In some states, these Mid-Level Practitioners (MLPs) can practice completely independently of physician supervision. In other states like Texas, MLPs can practice “semi-autonomously.”

What this usually means, is that because it is cheaper to hire a Mid-Level to do the work, we want more of them doing work, but the government wants a physician to blame, if anything goes wrong.

This also means, if you haven’t figured it out, that the physician doesn’t need to work in the same place as the Mid-Level. The supervision is often a “retrospective” review of a certain number of charts at a regular meeting, once a month. The physician otherwise, just stands by the mailbox, waiting for a check to arrive for handling the supervision.

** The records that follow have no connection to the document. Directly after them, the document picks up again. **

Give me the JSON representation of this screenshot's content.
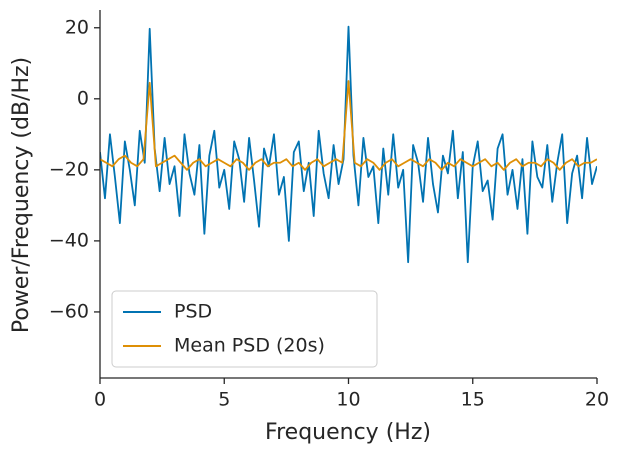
{
  "chart_data": {
    "type": "line",
    "xlabel": "Frequency (Hz)",
    "ylabel": "Power/Frequency (dB/Hz)",
    "xlim": [
      0,
      20
    ],
    "ylim": [
      -78.6,
      25
    ],
    "xticks": [
      0,
      5,
      10,
      15,
      20
    ],
    "yticks": [
      {
        "value": -60,
        "label": "−60"
      },
      {
        "value": -40,
        "label": "−40"
      },
      {
        "value": -20,
        "label": "−20"
      },
      0,
      20
    ],
    "grid": false,
    "legend": "lower left",
    "series": [
      {
        "name": "PSD",
        "color": "#0173b2",
        "x": [
          0,
          0.2,
          0.4,
          0.6,
          0.8,
          1,
          1.2,
          1.4,
          1.6,
          1.8,
          2,
          2.2,
          2.4,
          2.6,
          2.8,
          3,
          3.2,
          3.4,
          3.6,
          3.8,
          4,
          4.2,
          4.4,
          4.6,
          4.8,
          5,
          5.2,
          5.4,
          5.6,
          5.8,
          6,
          6.2,
          6.4,
          6.6,
          6.8,
          7,
          7.2,
          7.4,
          7.6,
          7.8,
          8,
          8.2,
          8.4,
          8.6,
          8.8,
          9,
          9.2,
          9.4,
          9.6,
          9.8,
          10,
          10.2,
          10.4,
          10.6,
          10.8,
          11,
          11.2,
          11.4,
          11.6,
          11.8,
          12,
          12.2,
          12.4,
          12.6,
          12.8,
          13,
          13.2,
          13.4,
          13.6,
          13.8,
          14,
          14.2,
          14.4,
          14.6,
          14.8,
          15,
          15.2,
          15.4,
          15.6,
          15.8,
          16,
          16.2,
          16.4,
          16.6,
          16.8,
          17,
          17.2,
          17.4,
          17.6,
          17.8,
          18,
          18.2,
          18.4,
          18.6,
          18.8,
          19,
          19.2,
          19.4,
          19.6,
          19.8,
          20
        ],
        "values": [
          -15,
          -28,
          -10,
          -22,
          -35,
          -12,
          -20,
          -30,
          -9,
          -18,
          19.7,
          -14,
          -26,
          -11,
          -24,
          -19,
          -33,
          -10,
          -21,
          -27,
          -13,
          -38,
          -16,
          -9,
          -25,
          -20,
          -31,
          -12,
          -17,
          -29,
          -11,
          -23,
          -36,
          -14,
          -19,
          -10,
          -27,
          -22,
          -40,
          -15,
          -12,
          -26,
          -18,
          -33,
          -9,
          -21,
          -28,
          -13,
          -24,
          -17,
          20.3,
          -16,
          -30,
          -11,
          -22,
          -19,
          -35,
          -14,
          -27,
          -10,
          -25,
          -20,
          -46,
          -13,
          -18,
          -29,
          -11,
          -24,
          -32,
          -16,
          -21,
          -9,
          -28,
          -15,
          -46,
          -19,
          -12,
          -26,
          -23,
          -34,
          -14,
          -10,
          -27,
          -20,
          -31,
          -17,
          -38,
          -12,
          -22,
          -25,
          -13,
          -29,
          -18,
          -10,
          -35,
          -21,
          -16,
          -28,
          -11,
          -24,
          -19
        ]
      },
      {
        "name": "Mean PSD (20s)",
        "color": "#de8f05",
        "x": [
          0,
          0.25,
          0.5,
          0.75,
          1,
          1.25,
          1.5,
          1.75,
          2,
          2.25,
          2.5,
          2.75,
          3,
          3.25,
          3.5,
          3.75,
          4,
          4.25,
          4.5,
          4.75,
          5,
          5.25,
          5.5,
          5.75,
          6,
          6.25,
          6.5,
          6.75,
          7,
          7.25,
          7.5,
          7.75,
          8,
          8.25,
          8.5,
          8.75,
          9,
          9.25,
          9.5,
          9.75,
          10,
          10.25,
          10.5,
          10.75,
          11,
          11.25,
          11.5,
          11.75,
          12,
          12.25,
          12.5,
          12.75,
          13,
          13.25,
          13.5,
          13.75,
          14,
          14.25,
          14.5,
          14.75,
          15,
          15.25,
          15.5,
          15.75,
          16,
          16.25,
          16.5,
          16.75,
          17,
          17.25,
          17.5,
          17.75,
          18,
          18.25,
          18.5,
          18.75,
          19,
          19.25,
          19.5,
          19.75,
          20
        ],
        "values": [
          -17,
          -18,
          -19,
          -17,
          -16,
          -18,
          -19,
          -17,
          4.5,
          -19,
          -18,
          -17,
          -16,
          -18,
          -20,
          -18,
          -17,
          -19,
          -18,
          -17,
          -18,
          -19,
          -17,
          -18,
          -20,
          -18,
          -17,
          -19,
          -18,
          -18,
          -17,
          -19,
          -18,
          -20,
          -18,
          -17,
          -19,
          -18,
          -17,
          -18,
          5,
          -18,
          -19,
          -17,
          -18,
          -20,
          -18,
          -17,
          -19,
          -18,
          -17,
          -18,
          -19,
          -17,
          -18,
          -20,
          -18,
          -19,
          -17,
          -18,
          -19,
          -18,
          -17,
          -19,
          -18,
          -20,
          -18,
          -17,
          -19,
          -18,
          -18,
          -19,
          -17,
          -18,
          -20,
          -18,
          -17,
          -19,
          -18,
          -18,
          -17
        ]
      }
    ]
  }
}
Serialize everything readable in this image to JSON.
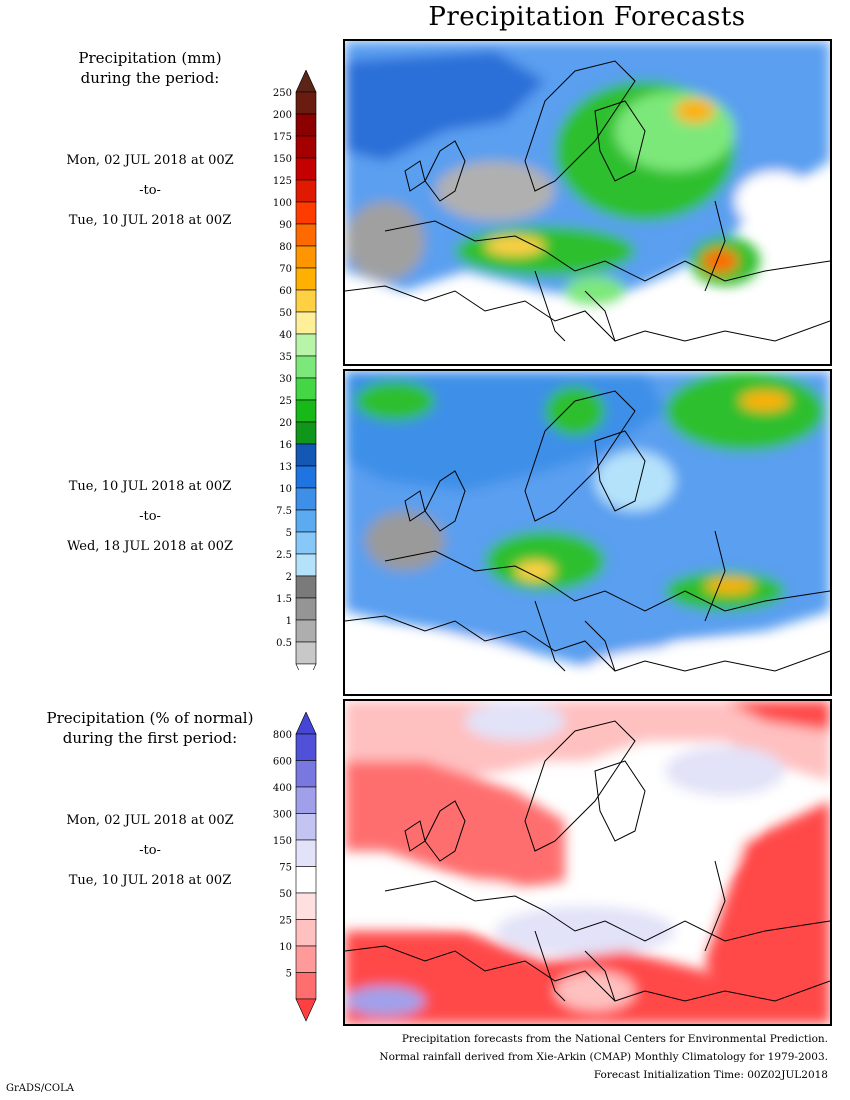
{
  "title": "Precipitation Forecasts",
  "legend_mm": {
    "heading_line1": "Precipitation (mm)",
    "heading_line2": "during the period:",
    "ticks": [
      "250",
      "200",
      "175",
      "150",
      "125",
      "100",
      "90",
      "80",
      "70",
      "60",
      "50",
      "40",
      "35",
      "30",
      "25",
      "20",
      "16",
      "13",
      "10",
      "7.5",
      "5",
      "2.5",
      "2",
      "1.5",
      "1",
      "0.5"
    ],
    "colors": [
      "#6b1c10",
      "#8b0000",
      "#a50000",
      "#c40000",
      "#e01a00",
      "#ff3c00",
      "#ff6a00",
      "#ff9500",
      "#ffb000",
      "#ffd044",
      "#ffef99",
      "#b8f5a8",
      "#7de87a",
      "#45d645",
      "#18b818",
      "#10961a",
      "#1258b4",
      "#1f74e2",
      "#3d8fe8",
      "#5caaf0",
      "#87c8f8",
      "#b5e2fb",
      "#7a7a7a",
      "#959595",
      "#aeaeae",
      "#c8c8c8"
    ],
    "top_arrow_color": "#5a2418"
  },
  "period1": {
    "start": "Mon, 02 JUL 2018 at 00Z",
    "sep": "-to-",
    "end": "Tue, 10 JUL 2018 at 00Z"
  },
  "period2": {
    "start": "Tue, 10 JUL 2018 at 00Z",
    "sep": "-to-",
    "end": "Wed, 18 JUL 2018 at 00Z"
  },
  "legend_pct": {
    "heading_line1": "Precipitation (% of normal)",
    "heading_line2": "during the first period:",
    "ticks": [
      "800",
      "600",
      "400",
      "300",
      "150",
      "75",
      "50",
      "25",
      "10",
      "5"
    ],
    "colors": [
      "#5050d8",
      "#7878e0",
      "#a0a0ea",
      "#c4c4f2",
      "#e2e2f8",
      "#ffffff",
      "#ffe0e0",
      "#ffc0c0",
      "#ff9a9a",
      "#ff6e6e",
      "#ff4848"
    ],
    "top_arrow_color": "#4646d6",
    "bottom_arrow_color": "#ff4040"
  },
  "period3": {
    "start": "Mon, 02 JUL 2018 at 00Z",
    "sep": "-to-",
    "end": "Tue, 10 JUL 2018 at 00Z"
  },
  "credits": {
    "line1": "Precipitation forecasts from the National Centers for Environmental Prediction.",
    "line2": "Normal rainfall derived from Xie-Arkin (CMAP) Monthly Climatology for 1979-2003.",
    "line3": "Forecast Initialization Time: 00Z02JUL2018"
  },
  "footer": "GrADS/COLA"
}
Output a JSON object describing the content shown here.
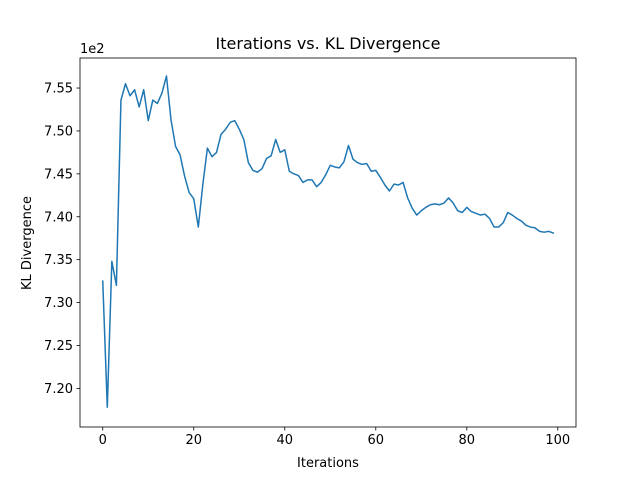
{
  "chart_data": {
    "type": "line",
    "title": "Iterations vs. KL Divergence",
    "xlabel": "Iterations",
    "ylabel": "KL Divergence",
    "y_offset_label": "1e2",
    "xlim": [
      -5,
      104
    ],
    "ylim": [
      7.155,
      7.585
    ],
    "xticks": [
      0,
      20,
      40,
      60,
      80,
      100
    ],
    "xtick_labels": [
      "0",
      "20",
      "40",
      "60",
      "80",
      "100"
    ],
    "yticks": [
      7.2,
      7.25,
      7.3,
      7.35,
      7.4,
      7.45,
      7.5,
      7.55
    ],
    "ytick_labels": [
      "7.20",
      "7.25",
      "7.30",
      "7.35",
      "7.40",
      "7.45",
      "7.50",
      "7.55"
    ],
    "series": [
      {
        "name": "KL Divergence",
        "color": "#1f77b4",
        "x": [
          0,
          1,
          2,
          3,
          4,
          5,
          6,
          7,
          8,
          9,
          10,
          11,
          12,
          13,
          14,
          15,
          16,
          17,
          18,
          19,
          20,
          21,
          22,
          23,
          24,
          25,
          26,
          27,
          28,
          29,
          30,
          31,
          32,
          33,
          34,
          35,
          36,
          37,
          38,
          39,
          40,
          41,
          42,
          43,
          44,
          45,
          46,
          47,
          48,
          49,
          50,
          51,
          52,
          53,
          54,
          55,
          56,
          57,
          58,
          59,
          60,
          61,
          62,
          63,
          64,
          65,
          66,
          67,
          68,
          69,
          70,
          71,
          72,
          73,
          74,
          75,
          76,
          77,
          78,
          79,
          80,
          81,
          82,
          83,
          84,
          85,
          86,
          87,
          88,
          89,
          90,
          91,
          92,
          93,
          94,
          95,
          96,
          97,
          98,
          99
        ],
        "values": [
          7.325,
          7.178,
          7.348,
          7.32,
          7.536,
          7.555,
          7.541,
          7.548,
          7.528,
          7.548,
          7.512,
          7.536,
          7.532,
          7.544,
          7.564,
          7.513,
          7.482,
          7.472,
          7.447,
          7.428,
          7.421,
          7.388,
          7.438,
          7.48,
          7.47,
          7.475,
          7.496,
          7.502,
          7.51,
          7.512,
          7.502,
          7.49,
          7.463,
          7.454,
          7.452,
          7.456,
          7.468,
          7.471,
          7.49,
          7.475,
          7.478,
          7.453,
          7.45,
          7.448,
          7.44,
          7.443,
          7.443,
          7.435,
          7.44,
          7.449,
          7.46,
          7.458,
          7.457,
          7.464,
          7.483,
          7.467,
          7.463,
          7.461,
          7.462,
          7.453,
          7.454,
          7.446,
          7.437,
          7.43,
          7.438,
          7.437,
          7.44,
          7.422,
          7.41,
          7.402,
          7.407,
          7.411,
          7.414,
          7.415,
          7.414,
          7.416,
          7.422,
          7.416,
          7.407,
          7.405,
          7.411,
          7.406,
          7.404,
          7.402,
          7.403,
          7.398,
          7.388,
          7.388,
          7.393,
          7.405,
          7.402,
          7.398,
          7.395,
          7.39,
          7.388,
          7.387,
          7.383,
          7.382,
          7.383,
          7.381
        ]
      }
    ],
    "grid": false
  }
}
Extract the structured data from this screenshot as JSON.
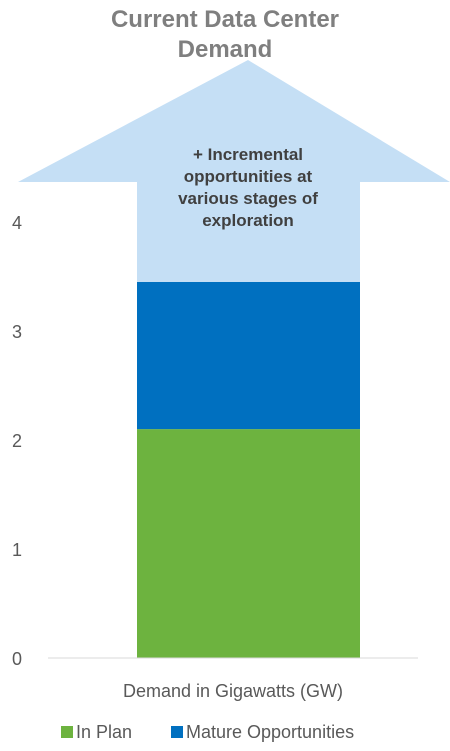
{
  "chart_data": {
    "type": "bar",
    "stacked": true,
    "title_lines": [
      "Current Data Center",
      "Demand"
    ],
    "categories": [
      "Demand in Gigawatts (GW)"
    ],
    "series": [
      {
        "name": "In Plan",
        "values": [
          2.1
        ],
        "color": "#6db33f"
      },
      {
        "name": "Mature Opportunities",
        "values": [
          1.35
        ],
        "color": "#0070c0"
      }
    ],
    "y_ticks": [
      0,
      1,
      2,
      3,
      4
    ],
    "ylim": [
      0,
      4.5
    ],
    "grid": false,
    "legend_position": "bottom",
    "arrow_annotation": {
      "lines": [
        "+ Incremental",
        "opportunities at",
        "various stages of",
        "exploration"
      ],
      "color": "#c5dff5"
    }
  }
}
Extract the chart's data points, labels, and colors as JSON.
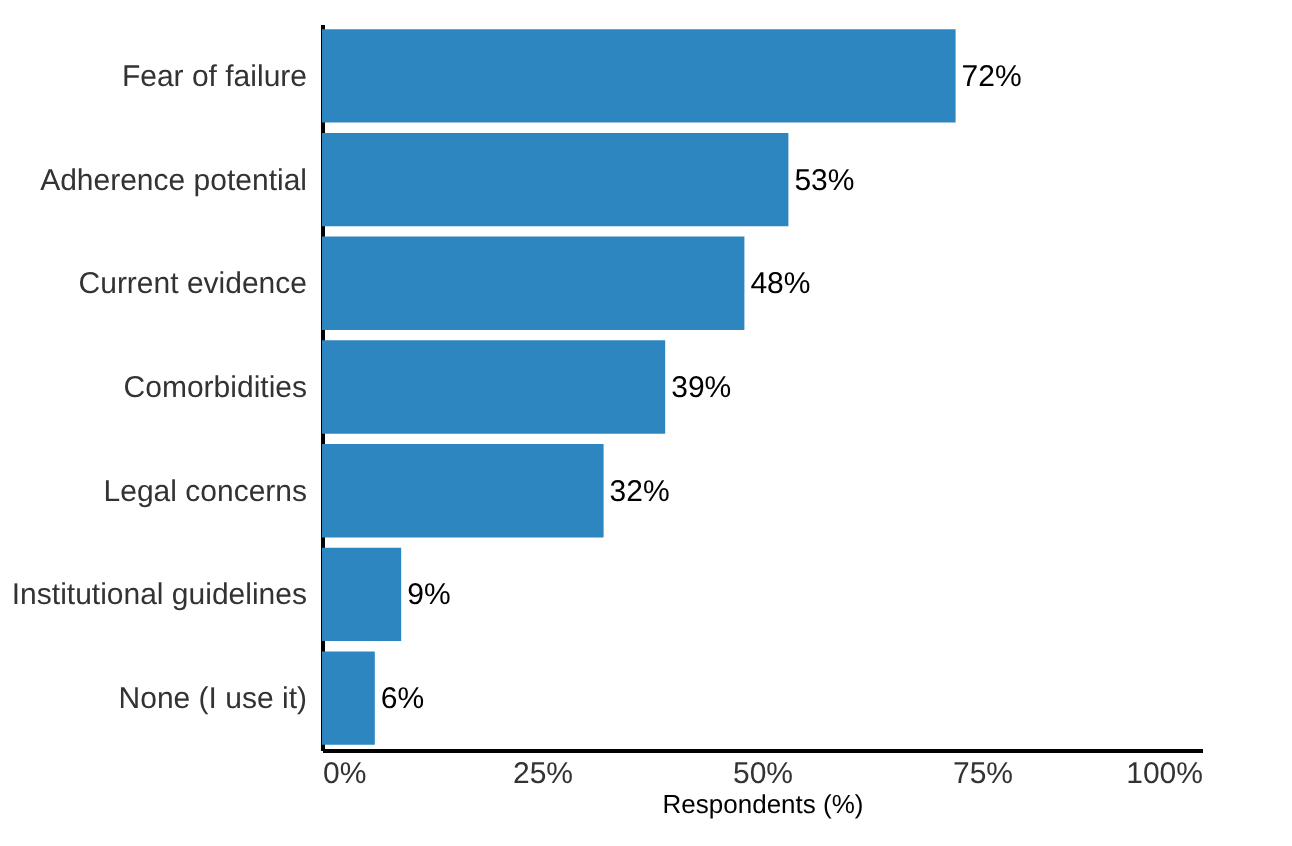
{
  "chart_data": {
    "type": "bar",
    "orientation": "horizontal",
    "xlabel": "Respondents (%)",
    "categories": [
      "Fear of failure",
      "Adherence potential",
      "Current evidence",
      "Comorbidities",
      "Legal concerns",
      "Institutional guidelines",
      "None (I use it)"
    ],
    "values": [
      72,
      53,
      48,
      39,
      32,
      9,
      6
    ],
    "value_labels": [
      "72%",
      "53%",
      "48%",
      "39%",
      "32%",
      "9%",
      "6%"
    ],
    "color": "#2e86c1",
    "xlim": [
      0,
      100
    ],
    "xticks": [
      {
        "value": 0,
        "label": "0%"
      },
      {
        "value": 25,
        "label": "25%"
      },
      {
        "value": 50,
        "label": "50%"
      },
      {
        "value": 75,
        "label": "75%"
      },
      {
        "value": 100,
        "label": "100%"
      }
    ],
    "grid": false
  }
}
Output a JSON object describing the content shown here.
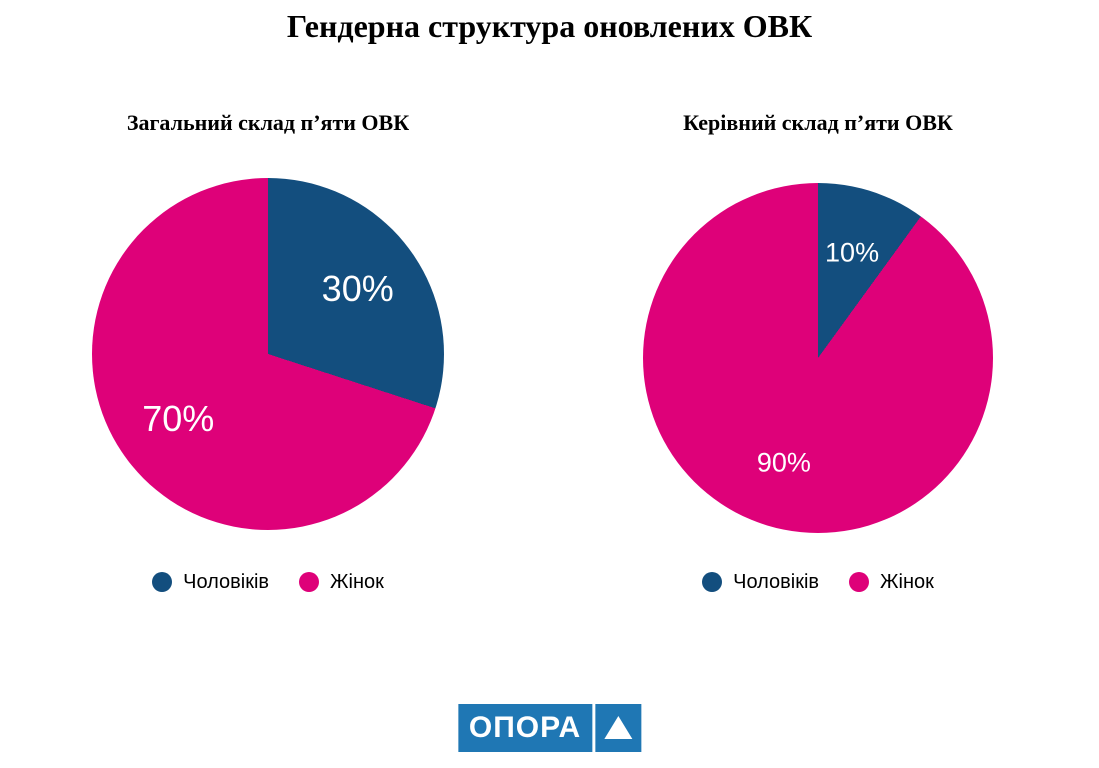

In Texas, the term is a “collaborative agreement,” which is a legal contract between the physician and the Mid-Level Practitioner, filed with the Texas Medical Board. (Emphasis on “legally binding contract”.) The physician is contracting to do a job. This isn’t just “mailbox” money.

The physician and Mid-Level Practitioner can also enter into a “Prescriptive Authority Agreement” which can contractually allow the Mid-Level Practitioner to prescribe some medications.

But there are limits. In Texas, physicians can only have a total of 7 prescriptive authority agreements with a Mid-Level Practitioner. What drugs can be prescribed is determined by state law which is informed by the FDA and DEA list of controlled substances.

Drugs are classified as either “over the counter,” “dangerous” (meaning “prescription required,”) and “controlled,” the latter of which are covered by the DEA Schedules at Level I, II, III, IV or V. Level I has no medical use, like street heroin. Level II is prescription pain killer narcotics, like Oxycontin. Level III and higher are for things which have a lower likelihood of abuse, like valium or codeine in cough syrup.

What drugs a Mid-Level can prescribe varies by state (just Google, “Mid-Level Practitioners Authorization by State”) and a wonderful DOJ DEA Diversion Control chart will pop up, that tells you everything you ever wanted to know about MLPs and “who can prescribe what” in each state under 21 CFR 1300.01 et seq.

So, what’s the problem? People who run med spas, telehealth programs, and other cosmetic clinics are sometimes “knuckleheads.”

The collaborative agreement with prescriptive authority spells out the duties of the physician, in supervising people who are sometimes legally classifiable as “idiots.” And if anything goes wrong, the physician can be in very big trouble.

So the message is, “Physicians, read your contracts and do what the contracts call for.”